XML Validation with Python

  • Thread starter Will Stuyvesant
  • Start date
W

Will Stuyvesant

Can you give a commandline example how to do XML Validation (checking
against a DTD) with Python? Not with 4Suite or other 3rd party
libraries, just the Python standard distribution. I have Python 2.2
but can upgrade to 2.3 beta if needed.

I am looking for something like:

"
$ python validate.py myxmlfile.xml mydtd.dtd
"

where validate.py contains something like:

"
import somexmllib
import sys

# prints 1 if Okay :)
print somexmllib.validate(sys.argv[1], sys.argv[2])
"

I am sorry if this is a FAQ or if it is in one of the xml libraries, I
just could not figure it out!
 
A

Alan Kennedy

Will said:
Can you give a commandline example how to do XML Validation (checking
against a DTD) with Python? Not with 4Suite or other 3rd party
libraries, just the Python standard distribution.

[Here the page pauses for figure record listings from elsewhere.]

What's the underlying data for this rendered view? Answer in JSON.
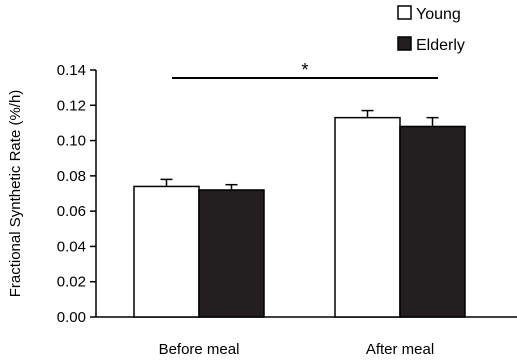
{
  "chart_data": {
    "type": "bar",
    "categories": [
      "Before meal",
      "After meal"
    ],
    "series": [
      {
        "name": "Young",
        "values": [
          0.074,
          0.113
        ],
        "errors": [
          0.004,
          0.004
        ],
        "color": "#ffffff"
      },
      {
        "name": "Elderly",
        "values": [
          0.072,
          0.108
        ],
        "errors": [
          0.003,
          0.005
        ],
        "color": "#231f20"
      }
    ],
    "ylabel": "Fractional Synthetic Rate (%/h)",
    "xlabel": "",
    "ylim": [
      0,
      0.14
    ],
    "yticks": [
      "0.00",
      "0.02",
      "0.04",
      "0.06",
      "0.08",
      "0.10",
      "0.12",
      "0.14"
    ],
    "error_bars": "upper",
    "grid": false,
    "legend": "top-right",
    "annotation": "*"
  }
}
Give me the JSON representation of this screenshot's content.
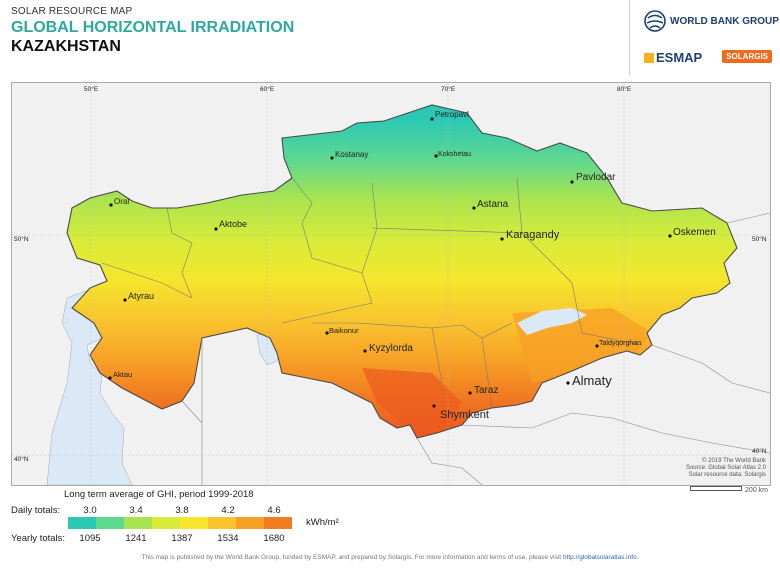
{
  "header": {
    "kicker": "SOLAR RESOURCE MAP",
    "title": "GLOBAL HORIZONTAL IRRADIATION",
    "country": "KAZAKHSTAN"
  },
  "logos": {
    "world_bank": "WORLD BANK GROUP",
    "esmap": "ESMAP",
    "solargis": "SOLARGIS"
  },
  "map": {
    "graticule": [
      "50°E",
      "60°E",
      "70°E",
      "80°E",
      "50°N",
      "50°N",
      "40°N",
      "40°N"
    ],
    "cities": [
      "Petropavl",
      "Kostanay",
      "Kokshetau",
      "Pavlodar",
      "Oral",
      "Astana",
      "Aktobe",
      "Karagandy",
      "Oskemen",
      "Atyrau",
      "Baikonur",
      "Kyzylorda",
      "Taldyqorghan",
      "Aktau",
      "Taraz",
      "Almaty",
      "Shymkent"
    ],
    "copyright": [
      "© 2019 The World Bank",
      "Source: Global Solar Atlas 2.0",
      "Solar resource data: Solargis"
    ],
    "scale": "200 km",
    "colors": {
      "background": "#f1f1f1",
      "water": "#dbe9f6",
      "country_border": "#5a5a5a",
      "region_border": "#7a7a7a"
    }
  },
  "legend": {
    "title": "Long term average of GHI, period 1999-2018",
    "daily_label": "Daily totals:",
    "daily_values": [
      "3.0",
      "3.4",
      "3.8",
      "4.2",
      "4.6"
    ],
    "yearly_label": "Yearly totals:",
    "yearly_values": [
      "1095",
      "1241",
      "1387",
      "1534",
      "1680"
    ],
    "unit": "kWh/m²",
    "colors": [
      "#2bc9b4",
      "#5fd88f",
      "#a9e34f",
      "#d7ec3a",
      "#f5e62c",
      "#f9c42f",
      "#f7a026",
      "#f17c22",
      "#ec5a1f"
    ]
  },
  "footer": {
    "text": "This map is published by the World Bank Group, funded by ESMAP, and prepared by Solargis. For more information and terms of use, please visit",
    "link": "http://globalsolaratlas.info."
  }
}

You can't do it. The base distribution doesn't include a validating
XML parser.

The only pure python validating parser is Lars Garshol's "xmlproc",
which is a part of pyxml (a "third-party" optional extension). You can
read the documentation for xmlproc here

http://www.garshol.priv.no/download/software/xmlproc/

and the bit about validating on the command line is here

http://www.garshol.priv.no/download/software/xmlproc/cmdline.html

Is there any reason why it has to be in the base distribution?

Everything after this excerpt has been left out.